Poignant last letter of Titanic steward to wife reveals fears about ‘jinxed’ liner
19th June 2020
19th June 2020
A letter written by a steward on Titanic in which he told how he feared the doomed voyage would not be its "crowning trip" is tipped to fetch £18,000 at auction. Edward Stone penned the prescient note on White Star Line-headed paper to his "darling wife" Violet shortly before the liner left Queenstown in Ireland bound for New York on April 11, 1912.
He also referred to a near-miss with another liner, SS New York, in Southampton earlier which almost curtailed its maiden voyage. Edward, 30, a second-class cabin steward, told Violet: "I don't think this will be the crowning glory."
It is unclear what he meant, although he may have been referring to the fact the liner was only half full of passengers.
He also pledged to bring her back a gift from his trip, writing: "We'll do the best we can trusting we shall bring something good from the other side."
And he ends with: "Ta ta sweetheart. With all of my fondest love to my dear little wife. Yours ever, your loving husband Ted."

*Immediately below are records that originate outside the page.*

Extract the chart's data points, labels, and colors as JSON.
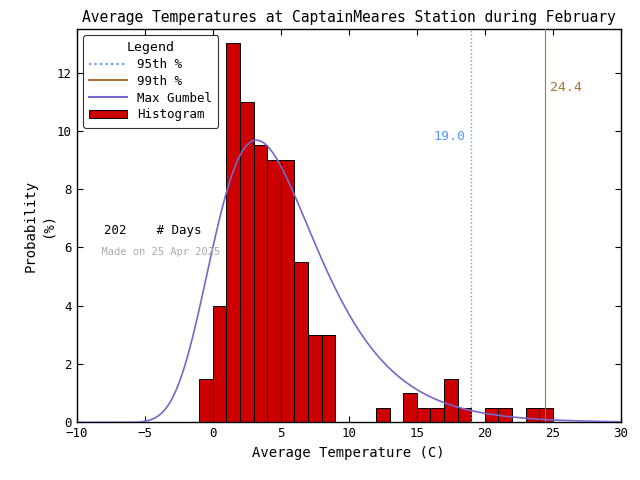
{
  "title": "Average Temperatures at CaptainMeares Station during February",
  "xlabel": "Average Temperature (C)",
  "ylabel": "Probability\n(%)",
  "xlim": [
    -10,
    30
  ],
  "ylim": [
    0,
    13.5
  ],
  "yticks": [
    0,
    2,
    4,
    6,
    8,
    10,
    12
  ],
  "xticks": [
    -10,
    -5,
    0,
    5,
    10,
    15,
    20,
    25,
    30
  ],
  "bin_left_edges": [
    -1,
    0,
    1,
    2,
    3,
    4,
    5,
    6,
    7,
    8,
    9,
    10,
    11,
    12,
    13,
    14,
    15,
    16,
    17,
    18,
    19,
    20,
    21,
    22,
    23,
    24,
    25,
    26,
    27,
    28,
    29
  ],
  "bar_heights": [
    1.5,
    4.0,
    13.0,
    11.0,
    9.5,
    9.0,
    9.0,
    5.5,
    3.0,
    3.0,
    0.0,
    0.0,
    0.0,
    0.5,
    0.0,
    1.0,
    0.5,
    0.5,
    1.5,
    0.5,
    0.0,
    0.5,
    0.5,
    0.0,
    0.5,
    0.5,
    0.0,
    0.0,
    0.0,
    0.0,
    0.0
  ],
  "bar_color": "#cc0000",
  "bar_edge_color": "#000000",
  "bg_color": "#ffffff",
  "percentile_95": 19.0,
  "percentile_99": 24.4,
  "percentile_95_color": "#5599ff",
  "percentile_99_color": "#aa7733",
  "percentile_95_label_color": "#5599ff",
  "percentile_99_label_color": "#aa7733",
  "gumbel_color": "#7766cc",
  "n_days": 202,
  "made_on": "Made on 25 Apr 2025",
  "gumbel_mu": 3.2,
  "gumbel_beta": 3.8,
  "gumbel_scale": 100.0
}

The letter, still in its original envelope, was posted from Queenstown to Violet back home in Shirley, Southampton.
Three days later, Edward was among the 1,522 passengers and crew who perished when the 45,000-ton ocean liner, nicknamed the Queen of the Seas, struck an iceberg and sank on April 15.
His body was recovered from the Atlantic within days and he was buried in Halifax, Canada.
The note, being sold by a relative of Edward, goes under the hammer tomorrow at Henry Aldridge and Son Auctioneers in Devizes, Wiltshire.
The letter is expected to fetch £18,000.